Visivelmente desconfortável, Sergio Moro abandona coletiva ao ser questionado sobre diálogos com Dallagnol. Ministro não queria tratar do escândalo, jornalistas insistiram e ele retirou-se do local
O ministro da Justiça, Sergio Moro, abandonou nesta segunda-feira (10) uma coletiva de imprensa em Manaus (AM) após ser questionado por jornalistas sobre as conversas que teve com o procurador Deltan Dallagnol.
Moro negou que tenha dado orientações aos procuradores que integram a Lava-Jato. “Não há orientação nenhuma”, disse, em referência a trocas de mensagens pelo celular divulgadas no domingo pelo site The Intercept Brasil.
As mensagens, porém, são claras e revelam que o então juiz da Lava Jato agiu em conjunto com a força-tarefa para incriminar seus desafetos políticos, sobretudo o ex-presidente Lula (veja a íntegra no fim do texto).
Em um dos trechos divulgados, os procuradores mostram-se preocupados com a possibilidade de Lula conceder uma entrevista antes do 1º turno da eleição presidencial. Os membros da Lava Jato temiam que a aparição do ex-presidente poderia fortalecer a candidatura de Fernando Haddad. Sergio Moro acabou nomeado ministro do governo Bolsonaro.
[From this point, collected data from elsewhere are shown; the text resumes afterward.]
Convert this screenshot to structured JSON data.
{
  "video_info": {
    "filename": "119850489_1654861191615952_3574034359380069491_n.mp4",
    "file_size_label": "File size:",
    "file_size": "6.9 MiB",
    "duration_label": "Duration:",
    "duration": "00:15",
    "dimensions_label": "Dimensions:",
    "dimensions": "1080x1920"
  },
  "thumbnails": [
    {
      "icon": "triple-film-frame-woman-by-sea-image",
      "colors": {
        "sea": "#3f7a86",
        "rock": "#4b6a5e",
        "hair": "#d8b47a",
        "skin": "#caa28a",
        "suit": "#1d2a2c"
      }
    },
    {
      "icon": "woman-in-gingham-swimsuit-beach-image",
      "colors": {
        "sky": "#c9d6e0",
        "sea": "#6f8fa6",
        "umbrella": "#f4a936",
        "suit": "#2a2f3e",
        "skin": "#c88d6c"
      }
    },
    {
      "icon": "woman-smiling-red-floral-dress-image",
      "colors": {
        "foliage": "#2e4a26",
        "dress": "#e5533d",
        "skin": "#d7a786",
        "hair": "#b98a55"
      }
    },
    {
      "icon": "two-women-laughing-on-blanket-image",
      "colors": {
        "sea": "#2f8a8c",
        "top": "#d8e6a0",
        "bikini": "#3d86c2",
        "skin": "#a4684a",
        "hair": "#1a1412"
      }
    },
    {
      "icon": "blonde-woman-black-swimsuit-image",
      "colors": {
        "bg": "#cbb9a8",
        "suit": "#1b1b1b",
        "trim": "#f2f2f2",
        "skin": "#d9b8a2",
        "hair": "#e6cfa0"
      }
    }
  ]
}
O Intercept ainda publica trechos em que Moro teria passado a Dallagnol o contato de possíveis testemunhas, sugerindo a torca de ordem nas operações que ainda seriam realizadas e até mesmo perguntado se a Lava-Jato não estava demorando muito para fazer uma nova operação.
Os diálogos também revelam que Moro deu acesso privilegiado à acusação e ajudou o Ministério Público a construir provas contra o investigado — no caso, o ex-presidente Lula. Juiz e acusação combinavam estratégias, trocavam informações dos bastidores dos processos e anunciavam decisões antes de serem julgadas.
“Não tem nenhuma orientação ali naquelas mensagens“, insistiu Moro, visivelmente desconfortável durante a coletiva em Manaus. “E eu nem posso dizer que são autênticas [as mensagens] porque, veja, são coisas que aconteceram, e se aconteceram, foram há anos. Eu não tenho mais essas mensagens. Eu não guardo, eu não tenho registro disso“, disse.
Incomodado com a continuidade das perguntas dos jornalistas, Moro decidiu abandonar a coletiva. “Senhores, eu vim aqui para falar do Amazonas e se não tem pergunta a esse respeito eu encerro“, concluiu.
“Na primeira entrevista em que não foi tratado como herói, Moro fugiu como o diabo foge da cruz“, avaliou o escritor e jornalista Pedro Zambarda de Araujo.
O que dizem juristas
Muitos juristas se manifestaram até agora sobre o conteúdo das mensagens reveladas. Os mais cautelosos afirmam que, no mínimo, os diálogos indicam um comportamento antiético.
Para Conrado Gontijo, criminalista e doutor em direito penal pela Universidade de São Paulo (USP), se for confirmada a autenticidade das mensagens, será um dos maiores escândalos da história do país. “Se houve este tipo de comunhão entre o Poder Judiciário e o Ministério Público é uma violência ao estado democrático de direito”, afirmou.
Segundo o professor e jurista Afrânio Jardim, a nulidade dos processos é uma realidade. “Foi claramente desrespeitada a regra cogente do Artigo 254, inciso IV do Código de Processo Penal. Juiz suspeito acarreta nulidade processual; nulidade absoluta”.
“É chocante tudo que foi feito, não dá para minimizar o fato. Houve um tipo de relação entre juiz e procuradores absolutamente antiética e fora de qualquer padrão de legalidade”, avalia o professor de Direito Constitucional da PUC-SP, Pedro Serrano.
Para Serrano, as conversas “mostram a adoção de atitudes judiciais ou pretensão de adotá-las com finalidade politica, para interferir em eleição inclusive, o que é gravíssimo”.